Extrêmement peu de choses sont dites concernant les mobilisations qui ont pris place sur la sphère internationale. Les grèves générales grecques ou portugaises sont très légèrement soulignées, mais sans livrer aucune réponse à la question cruciale : pourquoi ces mobilisations de masses ont-elles été incapables de faire reculer le camp de l’austérité ? Quelle attitude adopter face aux directions syndicales actuelles ?
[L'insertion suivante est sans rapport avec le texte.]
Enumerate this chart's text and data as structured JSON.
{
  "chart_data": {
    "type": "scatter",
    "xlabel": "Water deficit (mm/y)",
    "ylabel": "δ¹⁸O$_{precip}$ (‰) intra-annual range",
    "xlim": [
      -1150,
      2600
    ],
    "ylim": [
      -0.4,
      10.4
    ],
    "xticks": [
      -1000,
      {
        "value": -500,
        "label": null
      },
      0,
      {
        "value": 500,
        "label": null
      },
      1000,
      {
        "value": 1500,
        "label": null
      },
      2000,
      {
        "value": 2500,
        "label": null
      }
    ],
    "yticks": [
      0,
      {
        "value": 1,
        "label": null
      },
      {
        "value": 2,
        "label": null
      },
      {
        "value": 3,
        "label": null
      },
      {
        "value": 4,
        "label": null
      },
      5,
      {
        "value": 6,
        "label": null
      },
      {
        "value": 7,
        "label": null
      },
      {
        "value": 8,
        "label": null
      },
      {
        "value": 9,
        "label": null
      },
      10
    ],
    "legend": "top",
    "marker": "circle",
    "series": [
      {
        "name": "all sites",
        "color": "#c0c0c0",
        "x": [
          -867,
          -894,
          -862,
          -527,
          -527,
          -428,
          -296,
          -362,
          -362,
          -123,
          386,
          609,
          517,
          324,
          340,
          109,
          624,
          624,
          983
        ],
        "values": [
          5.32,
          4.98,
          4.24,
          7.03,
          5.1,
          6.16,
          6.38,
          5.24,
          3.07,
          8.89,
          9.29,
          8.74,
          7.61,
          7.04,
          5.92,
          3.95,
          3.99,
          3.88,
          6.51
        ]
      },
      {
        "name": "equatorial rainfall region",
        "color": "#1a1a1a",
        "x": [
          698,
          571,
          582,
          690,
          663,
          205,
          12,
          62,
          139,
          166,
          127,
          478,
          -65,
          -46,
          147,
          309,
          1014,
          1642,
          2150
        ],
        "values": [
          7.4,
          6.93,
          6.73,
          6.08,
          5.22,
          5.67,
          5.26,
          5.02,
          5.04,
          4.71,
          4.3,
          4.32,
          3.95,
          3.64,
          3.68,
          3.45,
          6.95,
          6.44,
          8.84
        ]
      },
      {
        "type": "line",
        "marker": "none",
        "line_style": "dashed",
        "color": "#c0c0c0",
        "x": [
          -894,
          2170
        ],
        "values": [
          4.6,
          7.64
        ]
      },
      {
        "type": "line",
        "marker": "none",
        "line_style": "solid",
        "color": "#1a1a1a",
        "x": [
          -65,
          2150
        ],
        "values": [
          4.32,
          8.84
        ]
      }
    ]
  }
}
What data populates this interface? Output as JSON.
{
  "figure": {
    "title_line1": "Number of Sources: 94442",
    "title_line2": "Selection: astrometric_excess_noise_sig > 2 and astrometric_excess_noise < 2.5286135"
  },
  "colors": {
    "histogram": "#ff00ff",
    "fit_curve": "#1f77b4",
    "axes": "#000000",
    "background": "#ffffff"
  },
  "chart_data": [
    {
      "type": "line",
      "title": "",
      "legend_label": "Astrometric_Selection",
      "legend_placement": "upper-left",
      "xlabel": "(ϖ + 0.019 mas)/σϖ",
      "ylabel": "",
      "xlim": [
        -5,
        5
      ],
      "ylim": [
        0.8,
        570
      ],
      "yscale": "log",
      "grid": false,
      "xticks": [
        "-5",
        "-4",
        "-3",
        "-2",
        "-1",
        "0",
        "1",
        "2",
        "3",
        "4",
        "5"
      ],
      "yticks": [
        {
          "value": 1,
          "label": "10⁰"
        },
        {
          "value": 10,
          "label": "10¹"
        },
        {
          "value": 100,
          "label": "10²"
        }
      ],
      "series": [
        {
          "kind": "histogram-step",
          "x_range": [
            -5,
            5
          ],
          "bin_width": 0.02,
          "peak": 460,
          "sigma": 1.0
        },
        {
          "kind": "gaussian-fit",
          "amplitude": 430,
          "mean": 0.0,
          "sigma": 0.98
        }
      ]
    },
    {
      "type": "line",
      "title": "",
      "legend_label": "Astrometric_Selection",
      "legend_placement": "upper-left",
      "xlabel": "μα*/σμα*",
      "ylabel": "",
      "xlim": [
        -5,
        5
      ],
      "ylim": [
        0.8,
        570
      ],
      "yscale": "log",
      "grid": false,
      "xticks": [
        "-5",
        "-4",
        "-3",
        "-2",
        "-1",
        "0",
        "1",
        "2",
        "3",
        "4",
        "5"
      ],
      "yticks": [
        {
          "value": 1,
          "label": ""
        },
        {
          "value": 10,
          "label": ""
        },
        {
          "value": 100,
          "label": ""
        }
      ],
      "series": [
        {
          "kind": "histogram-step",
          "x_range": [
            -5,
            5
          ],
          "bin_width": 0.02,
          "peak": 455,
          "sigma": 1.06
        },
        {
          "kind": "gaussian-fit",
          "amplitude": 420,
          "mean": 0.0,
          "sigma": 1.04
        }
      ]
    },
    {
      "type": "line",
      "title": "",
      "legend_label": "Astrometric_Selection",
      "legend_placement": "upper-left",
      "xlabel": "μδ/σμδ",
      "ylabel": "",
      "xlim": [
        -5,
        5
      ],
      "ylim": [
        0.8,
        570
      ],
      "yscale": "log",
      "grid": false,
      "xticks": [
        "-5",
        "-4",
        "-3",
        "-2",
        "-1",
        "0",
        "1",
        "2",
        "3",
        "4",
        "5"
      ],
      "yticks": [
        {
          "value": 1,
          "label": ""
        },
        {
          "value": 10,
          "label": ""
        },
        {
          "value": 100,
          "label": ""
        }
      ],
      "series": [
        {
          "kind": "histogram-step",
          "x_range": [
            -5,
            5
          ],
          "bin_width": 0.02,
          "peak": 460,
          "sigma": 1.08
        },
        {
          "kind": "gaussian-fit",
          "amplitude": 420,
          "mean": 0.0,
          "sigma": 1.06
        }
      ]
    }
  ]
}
Une autre faiblesse – à notre avis d’importance majeure – est la place extraordinairement marginale laissée à l’appel de la régionale FGTB Charleroi & Sud-Hainaut de construire une alternative anticapitaliste à la gauche du PS et d’ECOLO. Cet appel est d’ailleurs brièvement mentionné sans que ne soit précisé qu’il s’agit d’un appel à la coopération entre les différentes forces politiques à la gauche du PS et d’ECOLO, dont entre autres le PSL…

Le PTB ne prétend pas ‘‘détenir LA solution’’ affirme Raoul. Nous pensons quant à nous que les leçons des combats du passé nous permettent déjà d’avoir une idée assez précise du programme, de la stratégie et des tactiques que nécessite un changement radical de société.

Nous désirons contribuer à ce débat, au côté du PTB, dans l’intérêt des luttes à venir.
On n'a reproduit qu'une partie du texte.